Guys, i need tips for migrating to Toronto for work permit. i consulted many people here in India but maximum are giving me advise to join some private colleges & do part time job. but i am not much sure about this method. i guess, this is the right platform to discuss & find out best one for me. i searched a lot on internet too but not finding much on this, There are lots of sites offering packages for the same but i want to know more about weather, people, stay, culture, etc. i got few sites like - www.microburbs.com.au/ Still looking further for a better information about the region. Regards !


----------



## Lucas3

Vrak - I've lived in Toronto since I started university more than 20 years ago.

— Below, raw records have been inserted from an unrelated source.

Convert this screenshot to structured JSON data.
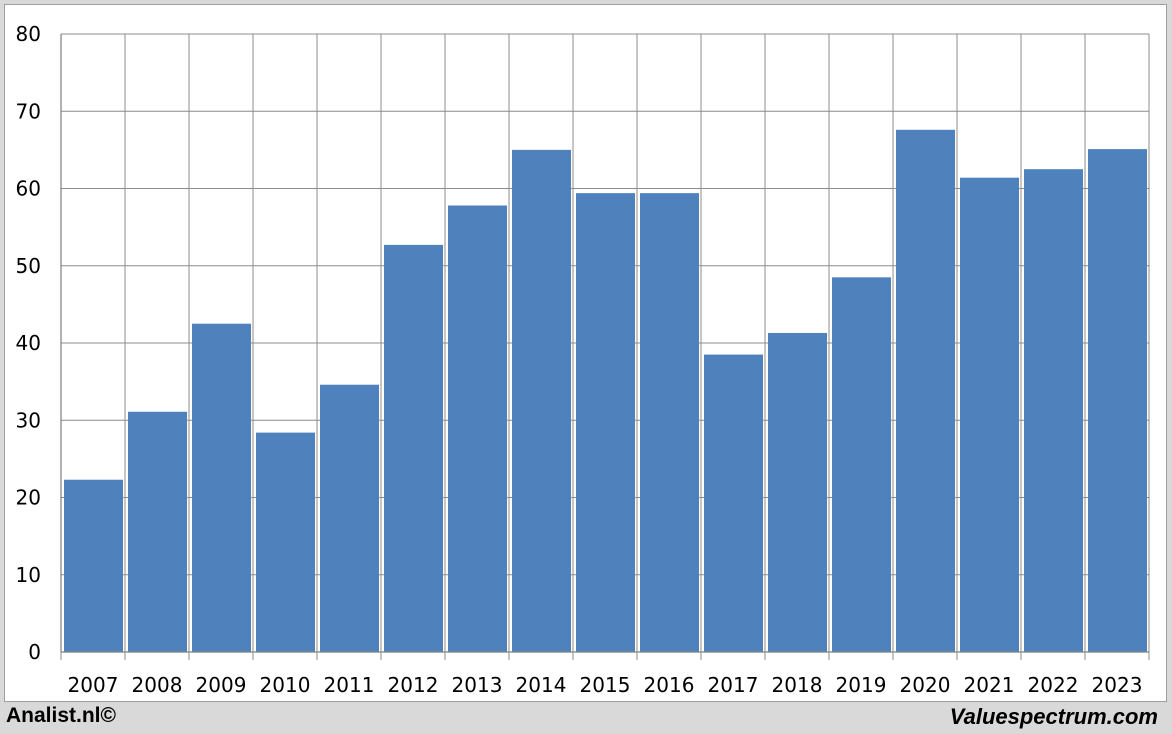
{
  "chart_data": {
    "type": "bar",
    "title": "",
    "xlabel": "",
    "ylabel": "",
    "categories": [
      "2007",
      "2008",
      "2009",
      "2010",
      "2011",
      "2012",
      "2013",
      "2014",
      "2015",
      "2016",
      "2017",
      "2018",
      "2019",
      "2020",
      "2021",
      "2022",
      "2023"
    ],
    "values": [
      22.3,
      31.1,
      42.5,
      28.4,
      34.6,
      52.7,
      57.8,
      65.0,
      59.4,
      59.4,
      38.5,
      41.3,
      48.5,
      67.6,
      61.4,
      62.5,
      65.1
    ],
    "ylim": [
      0,
      80
    ],
    "yticks": [
      0,
      10,
      20,
      30,
      40,
      50,
      60,
      70,
      80
    ],
    "grid": true,
    "legend": "none",
    "bar_color": "#4f81bd",
    "grid_color": "#8c8c8c"
  },
  "footer": {
    "left_text": "Analist.nl©",
    "right_text": "Valuespectrum.com"
  }
}
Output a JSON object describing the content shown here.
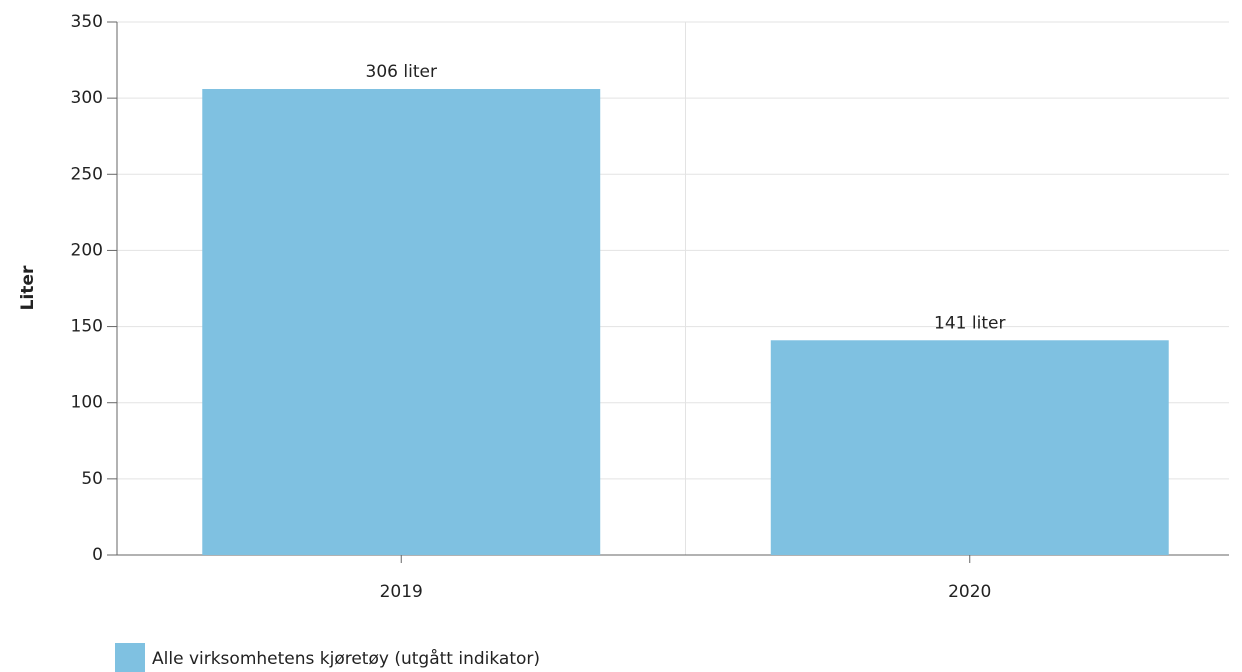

I'm not an expat (born/raised Canadian), so I can't help you with visas and immigration information, but I'm happy to offer you general information on the city. There is an enormous Indian population in the city and some surrounding suburbs. I lived around the corner from a major Indian neighborhood in Toronto (Coxwell/Gerrard), which is quite close to downtown. If you'd rather not live right in the city but still live in an area with a bit Indian population, Brampton is worth checking out. It's near the airport. Weather varies greatly. Winter is not typically as harsh as most Canadian cities, but winter can drag on for quite some time with snow and cold. However, yesterday was the first real snow we've had this year. If you are keen on exploring non-Indian culture, Toronto is rich with interesting pockets. Chinese, Italian, Portuguese, Korean, and Caribbean neighborhoods are all easily accessed via public transit. If you are able, you'd be wise to get outside of Toronto to see areas more representative of Canada. Drive an hour or two north and you'll get out the big city's grasp and find lots of open space and wilderness. Lots of camping, hiking and fishing opportunities are within an easy drive. Beyond the few big cities, Canada is very much a country that embraces the outdoors.


----------